All had a chance to excel with the wonderful interaction of the soloists, underpinned by the close harmony of the choir and the orchestra, all giving what they could without putting a discernible foot wrong.
After the scrabble for an essential glass of wine during the interval, the second half of this classic performance presented the audience with the Offertorio, Sanctus, Agnus Dei, Lux Aeterna and the climactic Libera Me with its hushed entry and return to full strength and terror, before leading to the final choral fugue which brought the work to its enthralling conclusion.
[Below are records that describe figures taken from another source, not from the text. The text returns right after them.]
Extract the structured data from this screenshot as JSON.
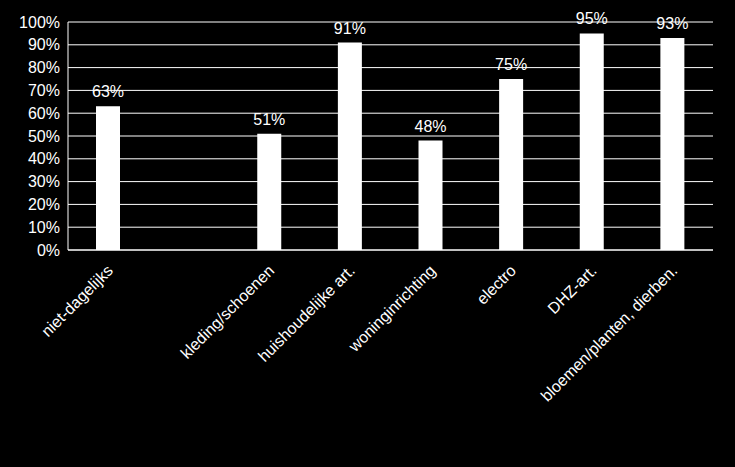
{
  "chart_data": {
    "type": "bar",
    "categories": [
      "niet-dagelijks",
      null,
      "kleding/schoenen",
      "huishoudelijke art.",
      "woninginrichting",
      "electro",
      "DHZ-art.",
      "bloemen/planten, dierben."
    ],
    "values": [
      63,
      null,
      51,
      91,
      48,
      75,
      95,
      93
    ],
    "value_labels": [
      "63%",
      null,
      "51%",
      "91%",
      "48%",
      "75%",
      "95%",
      "93%"
    ],
    "color": "#ffffff",
    "ylim": [
      0,
      100
    ],
    "yticks": [
      {
        "value": 0,
        "label": "0%"
      },
      {
        "value": 10,
        "label": "10%"
      },
      {
        "value": 20,
        "label": "20%"
      },
      {
        "value": 30,
        "label": "30%"
      },
      {
        "value": 40,
        "label": "40%"
      },
      {
        "value": 50,
        "label": "50%"
      },
      {
        "value": 60,
        "label": "60%"
      },
      {
        "value": 70,
        "label": "70%"
      },
      {
        "value": 80,
        "label": "80%"
      },
      {
        "value": 90,
        "label": "90%"
      },
      {
        "value": 100,
        "label": "100%"
      }
    ],
    "grid": true,
    "data_labels": true
  }
}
The piece was written by Giuseppe Verdi as a memorial to Italian poet and novelist Alexandra Manzoni. Verdi apparently forgave conductor Hans von Bulow’s perhaps untimely comment that the opera was ‘an opera in church vestments’, possibly because Brahms also reprimanded von Bulow.
The four soloists excelled – the soaring soprano voice of Leslie-Jane Rogers, the breadth of scale demonstrated by mezzo soprano Anne Mason, the confidence and clarity of tenor Stephen Brown and the bass resonance of Nicholas Warden brought harmony and depth to an outstanding performance.
And how lovely for Chanctonbury chorus director and founder Siobhan Denning to be able to lay down her baton and listen to the choir she has nurtured for the past 20-plus years. Let’s hope it is not too long before she regains the giddy heights of the conductor’s rostrum.
If anyone ever doubted that the coming together of two of the county’s premier choirs would be a success, then this performance was living proof that they surpassed average success. High drama, emotional extremes and sheer raw excitement were present in abundance, and all available for the cost of a modestly-priced ticket.